O princípio pedagógico desta suspensão é privá-lo de algo que lhe seja importante. Mas é importante para quem? Para o aluno que não é, pois quando ele está interessado, não perde um segundo na cama. Exemplo: acordar de madrugada aos sábados e domingos para surfar.

O aluno atrasa porque não está interessado. Não lhe cobram aprendizado, mas a presença na classe. Reprova-se por faltas às aulas, mas não por falta de aprendizado.

Esta suspensão aumenta o desinteresse do aluno, que agora tem motivo para não assistir à aula: a própria suspensão. Agora ele tem justificativa de não conseguir acompanhar a matéria, afinal ele estava suspenso.

Método inclusivo: já no primeiro atraso de um aluno, o professor com nova atitude, a de estar interessado no aprendizado do jovem, explica ao atrasado:

"Como você se atrasou, mas não quero que você perca o que eu já expliquei, você escolhe um colega para que depois da aula lhe explique o que você perdeu com o atraso. Na próxima aula, vou lhe perguntar o que o seu colega lhe explicou. Se você souber você ganha um ponto na nota, e quem lhe explicou também ganha um ponto." E continua dando a aula.

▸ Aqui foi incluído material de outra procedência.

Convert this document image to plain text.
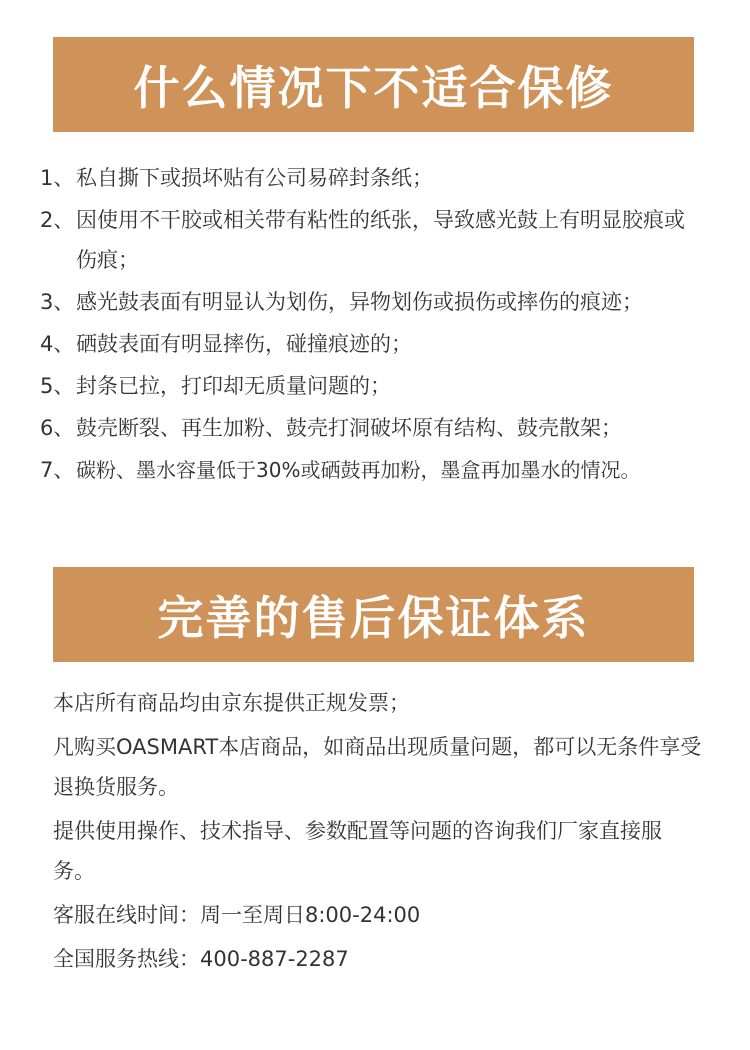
什么情况下不适合保修
1、 私自撕下或损坏贴有公司易碎封条纸；
2、 因使用不干胶或相关带有粘性的纸张，导致感光鼓上有明显胶痕或伤痕；
3、 感光鼓表面有明显认为划伤，异物划伤或损伤或摔伤的痕迹；
4、 硒鼓表面有明显摔伤，碰撞痕迹的；
5、 封条已拉，打印却无质量问题的；
6、 鼓壳断裂、再生加粉、鼓壳打洞破坏原有结构、鼓壳散架；
7、 碳粉、墨水容量低于30%或硒鼓再加粉，墨盒再加墨水的情况。
完善的售后保证体系

本店所有商品均由京东提供正规发票；

凡购买OASMART本店商品，如商品出现质量问题，都可以无条件享受退换货服务。

提供使用操作、技术指导、参数配置等问题的咨询我们厂家直接服务。

客服在线时间：周一至周日8:00-24:00

全国服务热线：400-887-2287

Este professor não deve esquecer a promessa feita. Deve anotar no diário e, na próxima aula, essa deve ser sua primeira ação. Se você é o professor, pergunte ao estudante atrasado quem foi o aluno escolhido para lhe explicar.

Este tempo é necessário para o aluno organizar sua mente e mostrar o que aprendeu com o colega. Se perguntar direto, além de intimidar, pode dar um "branco" no aluno, pois ele pode não ter a prontidão esperada. Se mesmo assim ele não se lembrar, vale a pena jogar para os alunos: "quem disser uma palavra que resuma a aula passada ganha um ponto!"

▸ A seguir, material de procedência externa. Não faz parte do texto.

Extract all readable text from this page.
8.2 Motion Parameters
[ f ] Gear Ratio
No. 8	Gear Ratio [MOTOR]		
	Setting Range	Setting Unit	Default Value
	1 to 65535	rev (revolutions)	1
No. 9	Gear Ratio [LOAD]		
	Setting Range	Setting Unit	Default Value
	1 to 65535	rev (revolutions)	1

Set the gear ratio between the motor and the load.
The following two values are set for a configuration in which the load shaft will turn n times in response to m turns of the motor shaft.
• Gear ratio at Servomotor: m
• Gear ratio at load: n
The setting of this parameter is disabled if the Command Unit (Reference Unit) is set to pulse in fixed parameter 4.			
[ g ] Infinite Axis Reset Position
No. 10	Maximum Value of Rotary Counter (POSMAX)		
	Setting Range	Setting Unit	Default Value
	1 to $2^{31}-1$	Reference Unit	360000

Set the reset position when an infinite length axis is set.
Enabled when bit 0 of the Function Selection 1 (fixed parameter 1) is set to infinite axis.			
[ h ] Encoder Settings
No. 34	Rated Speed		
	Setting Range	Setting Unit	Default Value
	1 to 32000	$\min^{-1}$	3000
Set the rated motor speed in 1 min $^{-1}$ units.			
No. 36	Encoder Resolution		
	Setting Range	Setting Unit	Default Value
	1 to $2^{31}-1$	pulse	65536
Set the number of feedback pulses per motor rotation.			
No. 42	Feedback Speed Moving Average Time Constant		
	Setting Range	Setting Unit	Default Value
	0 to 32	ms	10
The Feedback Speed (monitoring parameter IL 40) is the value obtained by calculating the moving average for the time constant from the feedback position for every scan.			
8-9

A maioria dos alunos não está ainda com a mente aquecida para começar a pensar na matéria, enquanto a mente do professor já está preparada faz tempo para dar a aula.

Sempre há um aluno que diz uma palavra. Se for pertinente, o professor dá um ponto e pede a segunda palavra. Esta segunda surge mais rapidamente, e a terceira, mais ainda. Em menos de um minuto, o professor já tem 5 palavras e os alunos estão com a mente preparada para receber a sequência da aula passada. Depois volta-se ao aluno, que atrasou na aula passada, com a mesma pergunta.

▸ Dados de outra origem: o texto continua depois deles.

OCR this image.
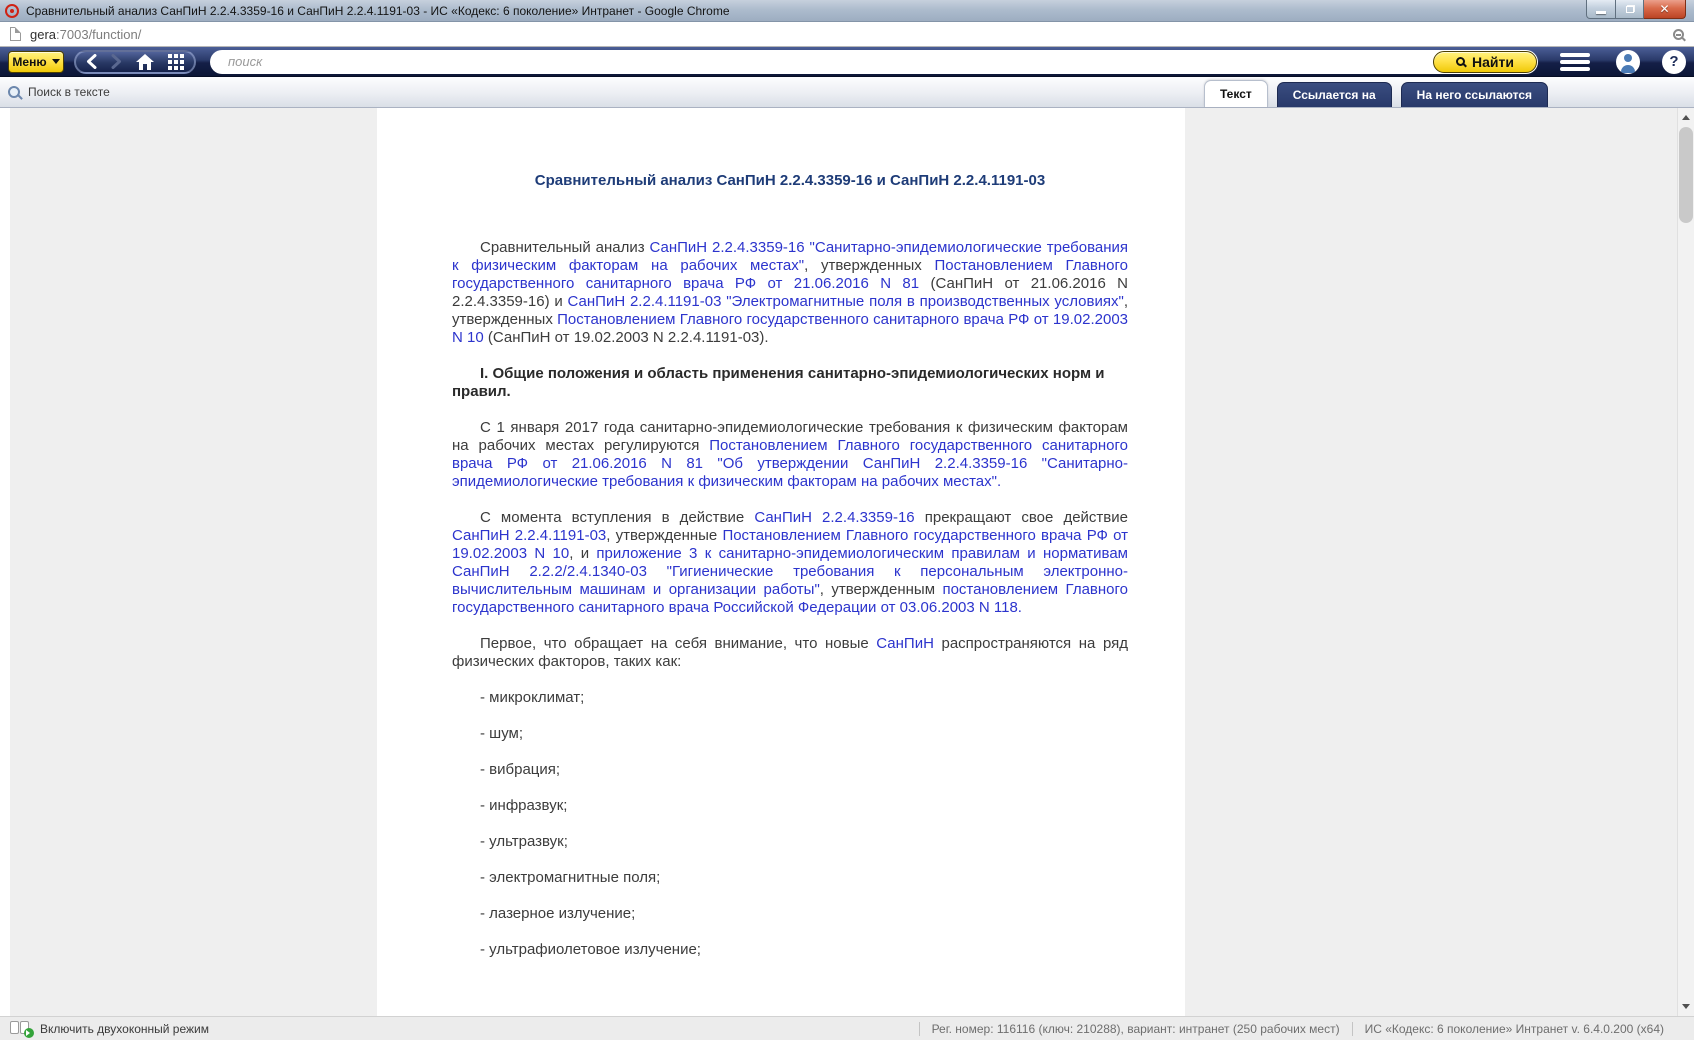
Сравнительный анализ СанПиН 2.2.4.3359-16 и СанПиН 2.2.4.1191-03 - ИС «Кодекс: 6 поколение» Интранет - Google Chrome	✕
gera:7003/function/
Меню
поиск	Найти	?
Поиск в тексте	Текст	Ссылается на	На него ссылаются
Сравнительный анализ СанПиН 2.2.4.3359-16 и СанПиН 2.2.4.1191-03

Сравнительный анализ СанПиН 2.2.4.3359-16 "Санитарно-эпидемиологические требования к физическим факторам на рабочих местах", утвержденных Постановлением Главного государственного санитарного врача РФ от 21.06.2016 N 81 (СанПиН от 21.06.2016 N 2.2.4.3359-16) и СанПиН 2.2.4.1191-03 "Электромагнитные поля в производственных условиях", утвержденных Постановлением Главного государственного санитарного врача РФ от 19.02.2003 N 10 (СанПиН от 19.02.2003 N 2.2.4.1191-03).

I. Общие положения и область применения санитарно-эпидемиологических норм и правил.

С 1 января 2017 года санитарно-эпидемиологические требования к физическим факторам на рабочих местах регулируются Постановлением Главного государственного санитарного врача РФ от 21.06.2016 N 81 "Об утверждении СанПиН 2.2.4.3359-16 "Санитарно-эпидемиологические требования к физическим факторам на рабочих местах".

С момента вступления в действие СанПиН 2.2.4.3359-16 прекращают свое действие СанПиН 2.2.4.1191-03, утвержденные Постановлением Главного государственного врача РФ от 19.02.2003 N 10, и приложение 3 к санитарно-эпидемиологическим правилам и нормативам СанПиН 2.2.2/2.4.1340-03 "Гигиенические требования к персональным электронно-вычислительным машинам и организации работы", утвержденным постановлением Главного государственного санитарного врача Российской Федерации от 03.06.2003 N 118.

Первое, что обращает на себя внимание, что новые СанПиН распространяются на ряд физических факторов, таких как:

- микроклимат;

- шум;

- вибрация;

- инфразвук;

- ультразвук;

- электромагнитные поля;

- лазерное излучение;

- ультрафиолетовое излучение;

Включить двухоконный режим	Рег. номер: 116116 (ключ: 210288), вариант: интранет (250 рабочих мест) ИС «Кодекс: 6 поколение» Интранет v. 6.4.0.200 (x64)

O professor tem de ter a nova atitude de querer incluir este aluno no aprendizado. Portanto, deve também ser criativo em facilitar que o aluno lhe responda, e não torcer para que ele não se lembre para "ferrar com ele".

Há décadas existia um exame oral, no qual o professor sorteava uma pergunta ao aluno que tinha que lhe responder. Quando o professor queria reprovar o aluno, não lhe ajudava em nada, pelo contrário, criava um campo; tempo para forçar um "branco" no aluno. Mas quando ele queria aprovar, tudo favorecia, dizendo até o início da palavra-resposta para o aluno simplesmente completar.

Com esta nova atitude, a inclusiva, o professor está preparando um futuro profissional competente para melhorar o Brasil.